Increasing numbers of school districts are experimenting with iPads — tablet computers — as a replacement for textbooks. No surprise there: Kids (and adults) adapt quickly to the technology, the hardware is fairly cheap, virtual textbooks are much cheaper and easier to update than actual ones, and a single, small notepad is much easier to lug around than a backpack full of books. Still, schools need to make sure they dot all their i’s and cross all their t’s before making a huge commitment to this technology.

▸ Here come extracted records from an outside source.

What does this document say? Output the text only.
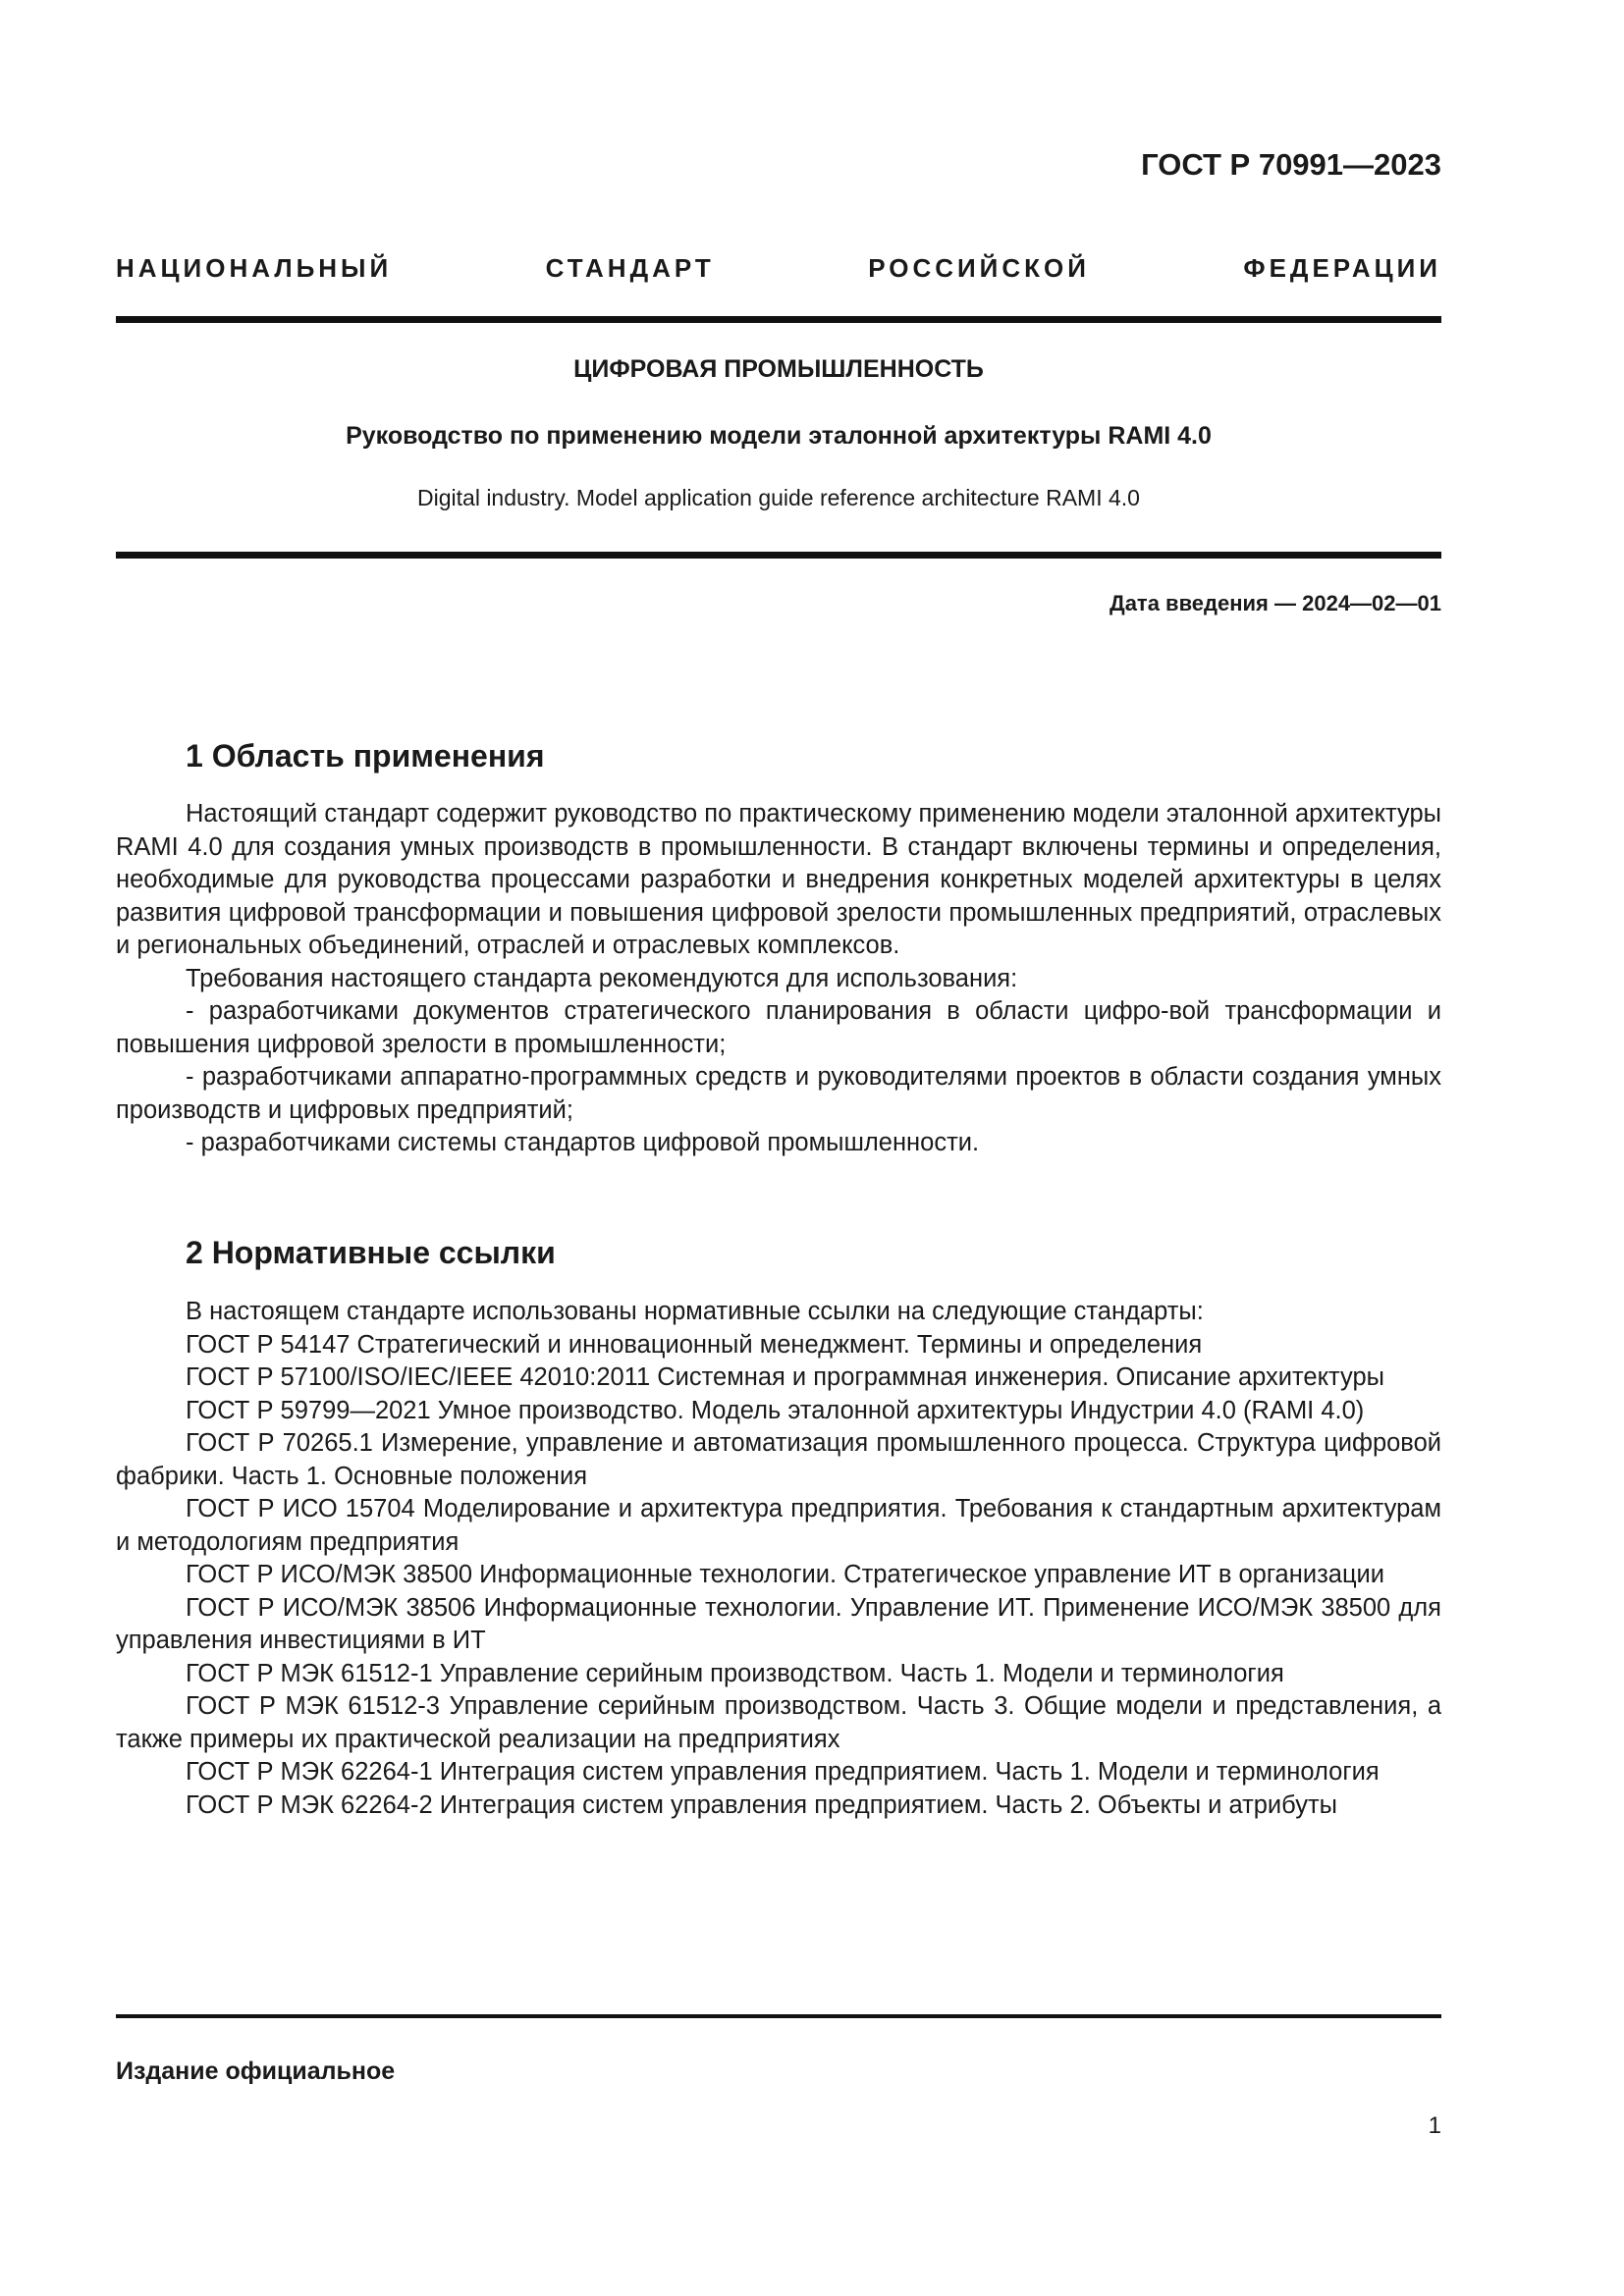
ГОСТ Р 70991—2023
НАЦИОНАЛЬНЫЙ СТАНДАРТ РОССИЙСКОЙ ФЕДЕРАЦИИ
ЦИФРОВАЯ ПРОМЫШЛЕННОСТЬ
Руководство по применению модели эталонной архитектуры RAMI 4.0
Digital industry. Model application guide reference architecture RAMI 4.0
Дата введения — 2024—02—01
1 Область применения

Настоящий стандарт содержит руководство по практическому применению модели эталонной архитектуры RAMI 4.0 для создания умных производств в промышленности. В стандарт включены термины и определения, необходимые для руководства процессами разработки и внедрения конкретных моделей архитектуры в целях развития цифровой трансформации и повышения цифровой зрелости промышленных предприятий, отраслевых и региональных объединений, отраслей и отраслевых комплексов.

Требования настоящего стандарта рекомендуются для использования:

- разработчиками документов стратегического планирования в области цифро-вой трансформации и повышения цифровой зрелости в промышленности;

- разработчиками аппаратно-программных средств и руководителями проектов в области создания умных производств и цифровых предприятий;

- разработчиками системы стандартов цифровой промышленности.

2 Нормативные ссылки

В настоящем стандарте использованы нормативные ссылки на следующие стандарты:

ГОСТ Р 54147 Стратегический и инновационный менеджмент. Термины и определения

ГОСТ Р 57100/ISO/IEC/IEEE 42010:2011 Системная и программная инженерия. Описание архитектуры

ГОСТ Р 59799—2021 Умное производство. Модель эталонной архитектуры Индустрии 4.0 (RAMI 4.0)

ГОСТ Р 70265.1 Измерение, управление и автоматизация промышленного процесса. Структура цифровой фабрики. Часть 1. Основные положения

ГОСТ Р ИСО 15704 Моделирование и архитектура предприятия. Требования к стандартным архитектурам и методологиям предприятия

ГОСТ Р ИСО/МЭК 38500 Информационные технологии. Стратегическое управление ИТ в организации

ГОСТ Р ИСО/МЭК 38506 Информационные технологии. Управление ИТ. Применение ИСО/МЭК 38500 для управления инвестициями в ИТ

ГОСТ Р МЭК 61512-1 Управление серийным производством. Часть 1. Модели и терминология

ГОСТ Р МЭК 61512-3 Управление серийным производством. Часть 3. Общие модели и представления, а также примеры их практической реализации на предприятиях

ГОСТ Р МЭК 62264-1 Интеграция систем управления предприятием. Часть 1. Модели и терминология

ГОСТ Р МЭК 62264-2 Интеграция систем управления предприятием. Часть 2. Объекты и атрибуты

Издание официальное
1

For one thing, not all homes are hooked up to the Internet. A student with an iPad may need wireless telephone service to connect. As smartphone users know, that’s not so cheap. And though wireless phone service is generally available everywhere these days, coverage can be spotty in places. So school districts have to make sure all students can receive the necessary wireless signals from home, and to offer them reasonable alternatives if they can’t.
They also need to keep actual textbooks around for kids who abuse their equipment, as kids will occasionally do. That the money to buy the equipment may be coming from an outside source (like BOCES), or from government grants, is no reason to throw caution to the wind. Taxpayers are often the source of such funds, in one way or another.
Indeed, BOCES will be reimbursing the Sharon Springs school district for most of the $214,000 it recently spent on iPads for each of 150 7th- through 12th-grade students; Verizon wireless Internet service; teacher training; hard plastic cases; even insurance. After this year, the district’s only recurring costs should be $13,000 for the wireless service and nominal textbook licensing fees. Officials say they will make the school’s academic support room available after school for any student with Internet signal issues at home, and it will continue to keep a small number of hard-copy textbooks around, just in case. Good.
The experiment in Sharon Springs certainly bears watching. The district is rural, poor and not really representative of very many across the state, but if the experiment can work there, it can probably work anywhere.